To even play at the Division I level, many athletes have already beaten the odds. Per the NCAA, male high school basketball players have exactly a one percent chance to play in the top collegiate division, and women have a slightly better chance at 1.2 percent. The odds don’t get much better, no matter what sport you play.

From there, the chances to make it to a professional league get even slimmer. Approximately 5,552 draft-eligible men’s soccer players across the NCAA will compete for just 88 draft spots in Major League Soccer.

With these metrics, it is up to schools to make sure they are preparing student-athletes beyond the fields of play and into their fields of study. That is where schools like Elon shine.

Elon time and time again is recognized for its academic excellence, with its student-athletes being honored annually on multiple platforms. 

Elon’s men’s and women’s basketball, men’s cross country, lacrosse and volleyball were all recognized with the public recognition awards for the most recent multi-year Academic Progress Rate (APR) achievement. This was the fourth time in five years that Elon had at least five teams earn the honor and the eleventh year in a row the men’s basketball team scored a perfect 1,000. 
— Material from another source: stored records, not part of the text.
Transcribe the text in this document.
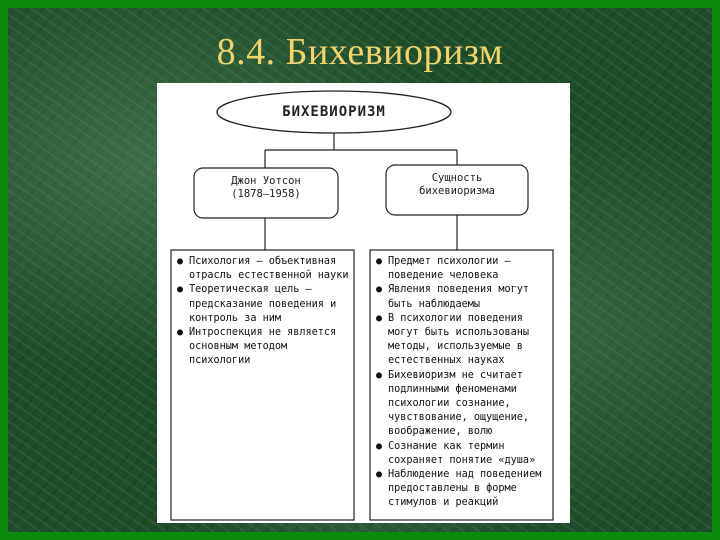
8.4. Бихевиоризм
БИХЕВИОРИЗМ
Джон Уотсон
(1878–1958)
Сущность
бихевиоризма
● Психология – объективная отрасль естественной науки
● Теоретическая цель – предсказание поведения и контроль за ним
● Интроспекция не является основным методом психологии
● Предмет психологии – поведение человека
● Явления поведения могут быть наблюдаемы
● В психологии поведения могут быть использованы методы, используемые в естественных науках
● Бихевиоризм не считает подлинными феноменами психологии сознание, чувствование, ощущение, воображение, волю
● Сознание как термин сохраняет понятие «душа»
● Наблюдение над поведением предоставлены в форме стимулов и реакций
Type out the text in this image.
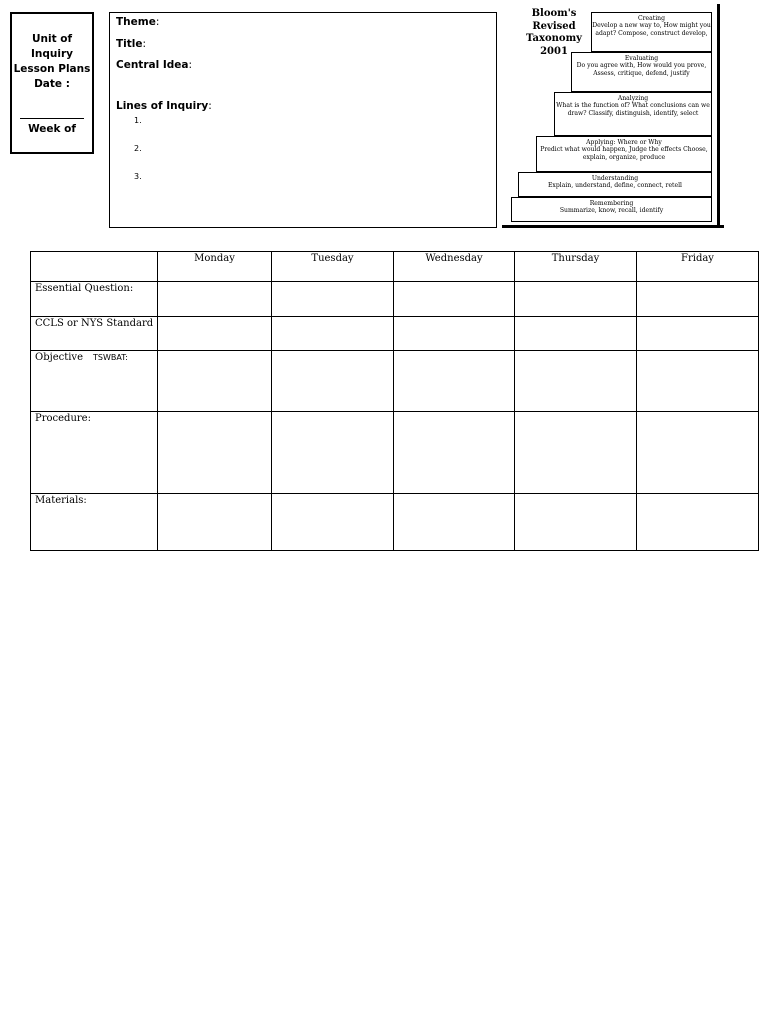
Unit of
Inquiry
Lesson Plans
Date :
Week of
Theme:
Title:
Central Idea:
Lines of Inquiry:
1.
2.
3.
Bloom's
Revised
Taxonomy
2001
Creating
Develop a new way to, How might you adapt? Compose, construct develop,
Evaluating
Do you agree with, How would you prove, Assess, critique, defend, justify
Analyzing
What is the function of? What conclusions can we draw? Classify, distinguish, identify, select
Applying: Where or Why
Predict what would happen, Judge the effects Choose, explain, organize, produce
Understanding
Explain, understand, define, connect, retell
Remembering
Summarize, know, recall, identify
	Monday	Tuesday	Wednesday	Thursday	Friday
Essential Question:					
CCLS or NYS Standard					
Objective TSWBAT:					
Procedure:					
Materials:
Director of Athletics Dave Blank said in a statement, “This achievement demonstrates the commitment Elon student-athletes, coaches and administration consistently have towards strong academic performance."

Certainly, any school would be proud of this achievement, but Elon should be particularly proud of showing that they can strike a key balance between work and play. Elon can showcase a women’s basketball team that has dominated on the hardwood, winning their conference and making NCAA tournament appearances in back-to-back years, and that has achieved in the classroom. And this statistic doesn’t even touch on individual academic awards.

Elon has not compromised its academic expectations for athletic excellence. Elon has been able to find a way to put student-athletes in a position to succeed in life and on the field, which is something that should be celebrated. In an age where schools have created fake classes to prop up student-athlete GPAs to keep them playing and collegiate players are forgoing a traditional four-year experience to peruse athletic domination, schools like Elon have been able to offer the best of both worlds to mid-level athletic talent and high-level academic talent, making sure to note the order in which “student-athlete” is written.

In 2014, Elon left the Southern Conference and moved into the Colonial Athletic Conference. This shift saw Elon’s athletics take on a more national spotlight. The CAA allows for exposure to most of the eastern seaboard, ranging from as far north as Boston and to as far south as Charleston. The CAA has allowed Elon to travel like a major program, and that has been something they can offer to recruits.

It may be daunting having to go far away from home, but Elon can now offer student-athletes the ability to compete against schools from up north, travel to familiar territory, and afford families the ability to not have to travel lengthy distances to watch their child compete. With Massachusetts, New Jersey, New York, Connecticut, Maryland and Pennsylvania making up a combined 51 percent of the student body, the CAA made it a lot easier to coax students out of the Northeast to come down south and play in Alamance County. 

With some teams struggling to find their footing in the new conference and the always competitive nature of athletics dictating that you do what you must do to win, it was probably tempting to the school to attempt to recruit student-athletes who may not cut it in the classroom but would make up for it on the field. 

While that strategy may have been enticing, all the evidence has shown that Elon has stuck to its guns and recruited student-athletes who can perform academically and athletically. And with Elon continually climbing its way up the ranks academically, the Phoenix still shows the value of academics. 

Now the value of the student-athletes is starting to show. Football had a strong 8-4 season, advancing to their second ever playoff appearance; lacrosse earned an at-large bid to the NCAA Tournament in 2017; women’s basketball made back-to-back trips to the NCAA Tournament in 2016-17 and 2017-18 after winning the conference both seasons; and baseball had a bounce-back year, winning 36 games and seeing two players drafted in the 2018 MLB Draft.  

Elon has begun to demonstrate at the individual and team level they can perform at a high level. And the student-athletes that they choose to recruit reflect the school's priorities. Elon student-athletes are demanded to mind the order in which that title is written: “student” before “athlete." And while some schools may find it a challenge to attract the right fit to find that balance, Elon has begun to prove that it can find students that thrive academically and athletically.